Taxer les Français domiciliés à l’étranger? Le projet qui fait peur aux expatriés

La loi de finances 2011 introduit un élément d’extraterritorialité dans l’imposition des ressortissants qui ne vivent pas en France. Et après: la taxation sur le modèle américain.

La France adoptera-t-elle bientôt le principe de la taxation des expatriés, donc sur la base de la nationalité, à l’exemple des Etats-Unis? «C’est une rumeur qui court depuis l’été», dit Eric Ginter, avocat fiscaliste à l’enseigne de SarrauThomasCouderc, à Paris. Un tel système présupposerait l’installation à l’étranger de représentants du fisc français chargés, entre autres, de recueillir les déclarations de revenus des expatriés et de vérifier leur sincérité. Pour l’instant, cela n’est pas à l’ordre du jour. Mais il n’y a pas de fumée sans feu: certaines déclarations vont dans ce sens.
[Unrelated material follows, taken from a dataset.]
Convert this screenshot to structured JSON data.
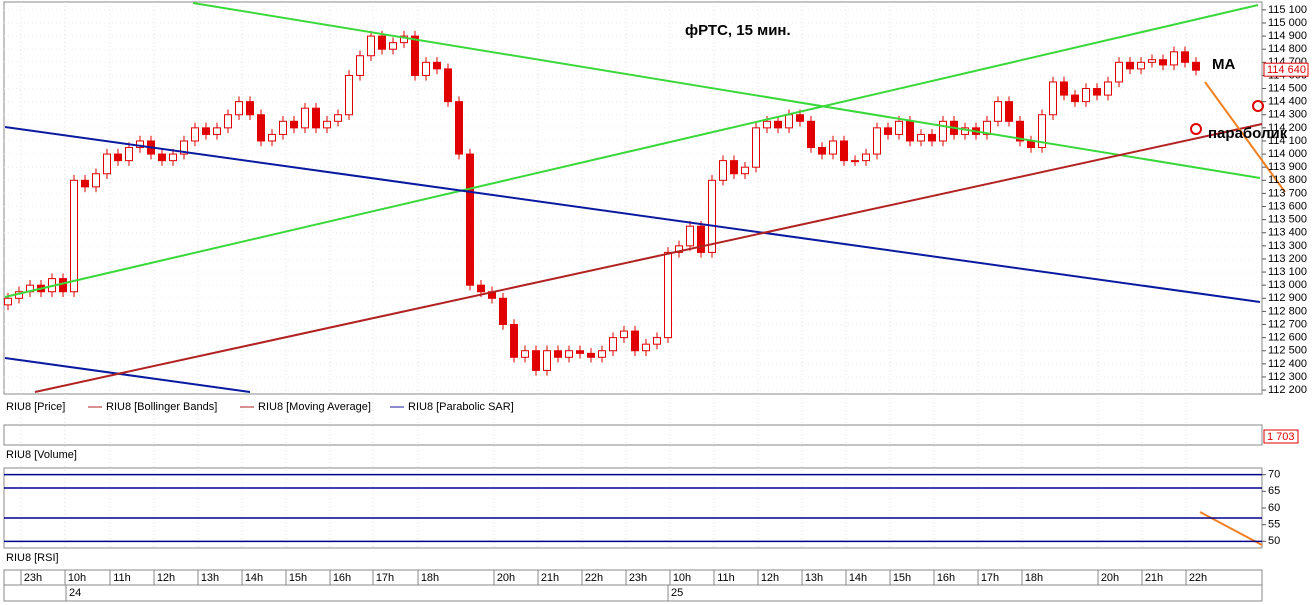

Comme dernièrement celles d’Henri Emmanuelli qui, le 17 octobre 2011, déposait un amendement au projet de loi de finances pour 2012. Le député socialiste, bien connu pour ses positions plutôt à la gauche du PS, demandait que «les ressortissants français dont le domicile fiscal est situé hors de France déclarent avant le 30 juin 2012 à l’administration fiscale leurs revenus non imposés en France ainsi que le montant total des impositions de toute nature acquitté sur ces revenus». L’objet revendiqué était, dans un premier temps, de créer une «contribution de solidarité nationale» due par les expatriés. Amendement rejeté, mais moins sur le principe qu’en raison des difficultés de mise en œuvre de la loi de finances pour 2011. Adoptée le 31 juillet, celle-ci s’avère déjà d’une digestion difficile pour les expatriés et leurs avocats: elle introduit une «exit tax» sur les plus-values pour les contribuables qui transfèrent leur domicile fiscal hors de France à partir du 3 mars 2011, donc avec un certain effet rétroactif, et impose des obligations de déclaration aux administrateurs de trusts ayant un lien avec la France.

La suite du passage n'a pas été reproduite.